L'originalité de ce modèle pédagogique
réside en effet, dans l'acception de vérités toutes faites
; en d'autres termes, elle « est une lente conquête, arrachée
à la banalité première. »31 L'enfant est
entrainé par des idées toutes faites et c'est plus tard qu'il
pourra avoir son point de vue, un style personnel, propre à lui. Le
modèle traditionnel d'enseignement devient inadapté lorsque ses
modèles ne suscitent pas d'intérêt, joie et enthousiasme de
la part des élèves et des maîtres. Ce n'est pas que les
méthodes sont aussi mauvaises qu'on le pense, mais le véritable
problème réside sur le contenu. Même si l'on change les
méthodes, cela ne résout nullement le problème du contenu,
car ça sera les mêmes réalités
présentées de manière différente.
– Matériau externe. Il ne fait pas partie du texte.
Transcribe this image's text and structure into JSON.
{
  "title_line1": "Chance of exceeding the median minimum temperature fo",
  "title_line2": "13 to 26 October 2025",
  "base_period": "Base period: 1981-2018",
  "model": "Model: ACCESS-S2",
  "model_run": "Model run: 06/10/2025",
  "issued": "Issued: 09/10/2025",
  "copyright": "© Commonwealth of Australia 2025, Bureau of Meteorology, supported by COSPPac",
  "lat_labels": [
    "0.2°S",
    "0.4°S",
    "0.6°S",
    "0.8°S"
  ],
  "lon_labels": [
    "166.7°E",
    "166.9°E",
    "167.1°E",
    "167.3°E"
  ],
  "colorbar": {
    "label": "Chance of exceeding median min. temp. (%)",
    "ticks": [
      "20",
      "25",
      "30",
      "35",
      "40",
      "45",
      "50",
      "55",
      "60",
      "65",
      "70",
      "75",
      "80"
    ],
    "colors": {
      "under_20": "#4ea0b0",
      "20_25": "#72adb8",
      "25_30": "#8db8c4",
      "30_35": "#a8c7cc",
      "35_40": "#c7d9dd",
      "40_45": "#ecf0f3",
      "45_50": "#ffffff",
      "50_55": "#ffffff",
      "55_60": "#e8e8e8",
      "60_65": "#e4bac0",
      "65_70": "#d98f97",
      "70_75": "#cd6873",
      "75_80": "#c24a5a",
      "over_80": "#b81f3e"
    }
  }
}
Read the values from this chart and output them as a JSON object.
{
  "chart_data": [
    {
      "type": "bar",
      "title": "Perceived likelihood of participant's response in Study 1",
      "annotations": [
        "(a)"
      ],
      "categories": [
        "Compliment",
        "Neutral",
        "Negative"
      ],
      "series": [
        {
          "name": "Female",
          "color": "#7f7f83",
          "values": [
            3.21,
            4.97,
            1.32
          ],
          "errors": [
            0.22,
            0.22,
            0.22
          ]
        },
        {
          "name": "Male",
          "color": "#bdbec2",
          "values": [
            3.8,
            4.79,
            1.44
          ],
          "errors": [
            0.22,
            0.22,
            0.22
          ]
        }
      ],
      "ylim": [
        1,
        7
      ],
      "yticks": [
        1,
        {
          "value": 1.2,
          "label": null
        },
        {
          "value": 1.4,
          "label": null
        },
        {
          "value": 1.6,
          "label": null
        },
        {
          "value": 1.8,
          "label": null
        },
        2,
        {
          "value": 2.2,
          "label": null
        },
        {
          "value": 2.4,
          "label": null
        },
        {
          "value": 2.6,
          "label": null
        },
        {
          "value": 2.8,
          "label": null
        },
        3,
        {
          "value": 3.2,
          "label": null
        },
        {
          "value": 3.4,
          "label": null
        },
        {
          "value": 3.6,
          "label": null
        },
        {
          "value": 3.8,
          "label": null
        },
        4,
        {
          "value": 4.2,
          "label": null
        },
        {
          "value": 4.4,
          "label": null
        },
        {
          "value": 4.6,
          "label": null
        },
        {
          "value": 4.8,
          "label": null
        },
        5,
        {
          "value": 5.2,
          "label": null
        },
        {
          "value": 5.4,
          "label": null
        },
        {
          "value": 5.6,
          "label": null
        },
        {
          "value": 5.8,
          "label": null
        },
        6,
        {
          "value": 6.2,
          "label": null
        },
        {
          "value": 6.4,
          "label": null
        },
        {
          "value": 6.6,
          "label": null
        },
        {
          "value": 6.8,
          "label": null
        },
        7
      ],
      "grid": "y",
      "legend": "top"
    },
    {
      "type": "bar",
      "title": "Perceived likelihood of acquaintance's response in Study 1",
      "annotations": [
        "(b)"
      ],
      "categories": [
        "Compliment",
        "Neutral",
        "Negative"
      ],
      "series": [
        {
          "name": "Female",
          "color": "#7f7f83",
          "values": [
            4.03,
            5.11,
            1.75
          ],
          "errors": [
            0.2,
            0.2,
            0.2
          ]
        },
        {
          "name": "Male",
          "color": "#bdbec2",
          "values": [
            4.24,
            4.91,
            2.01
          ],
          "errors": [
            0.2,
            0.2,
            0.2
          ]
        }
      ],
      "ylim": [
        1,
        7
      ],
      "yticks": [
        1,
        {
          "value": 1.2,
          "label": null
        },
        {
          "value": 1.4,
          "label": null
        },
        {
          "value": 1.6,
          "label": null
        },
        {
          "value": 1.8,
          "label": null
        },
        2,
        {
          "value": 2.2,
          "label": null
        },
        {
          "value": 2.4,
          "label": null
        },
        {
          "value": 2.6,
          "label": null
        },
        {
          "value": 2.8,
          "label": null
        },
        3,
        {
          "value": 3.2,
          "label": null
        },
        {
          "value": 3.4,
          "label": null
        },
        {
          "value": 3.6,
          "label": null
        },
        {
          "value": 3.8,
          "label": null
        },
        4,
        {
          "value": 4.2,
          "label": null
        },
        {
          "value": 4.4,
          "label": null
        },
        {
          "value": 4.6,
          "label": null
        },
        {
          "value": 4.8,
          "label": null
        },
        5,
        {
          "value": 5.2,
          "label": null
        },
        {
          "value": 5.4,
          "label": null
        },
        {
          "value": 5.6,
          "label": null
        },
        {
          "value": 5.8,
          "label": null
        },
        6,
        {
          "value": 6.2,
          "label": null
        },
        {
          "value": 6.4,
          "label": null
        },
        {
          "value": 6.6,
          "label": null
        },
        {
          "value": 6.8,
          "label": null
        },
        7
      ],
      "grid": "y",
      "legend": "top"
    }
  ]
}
Inadaptation,
perte d'identité et de repère, absence de déterminisme et
de moyen pour parvenir au bout de ses exigences, scepticisme, crainte,
incapacité à trouver les oeuvres et sujets qui répondent
aux attentes, aux besoins des élèves et aux mutations culturels,
interculturel de notre environnement ; voilà ce qui caractérise
aujourd'hui l'éducation traditionnelle. Par conséquent, les
pouvoirs se méfient de l'éducation traditionnel et orientent les
maîtres vers la pédagogie nouvelle. Ces derniers à leur
tour se laissent persuader que l'enseignement traditionnel constitue un terrain
stérile et qu'il n'y a rien à chercher de ce
côté-là, en faisant des emprunts timides et contradictoire
à l'éducation nouvelle. Or, l'éducation traditionnelle
bien que passive et théorique n'est pas totalement dépourvue de
sens, Dewey, bien que pragmatiste n'annihilera pas cette approche, mais donnera
encore plus de signification à l'expérience, l'unicité de
l'enfant et la liberté dans l'apprentissage. Va-t-il rompre totalement
avec les méthodes traditionnelles ou s'inscrira dans une logique de
continuité ou de dépassement ? L'éducation progressive
qu'il nous propose peut-elle apporter les réponses auxquelles
l'éducation traditionnelle n'a pas pu répondre ? Nous pensons
être à même de répondre à ces interrogations
après avoir parcouru la pensée pédagogique de John
Dewey.
30 Jean-Jacques Rousseau, Op.
Cit., p.99.
31 Georges Snyders,
Pédagogie progressiste : éducation traditionnelle et
éducation nouvelle, Paris, P.U.F, 1975, 3e éd., p.18.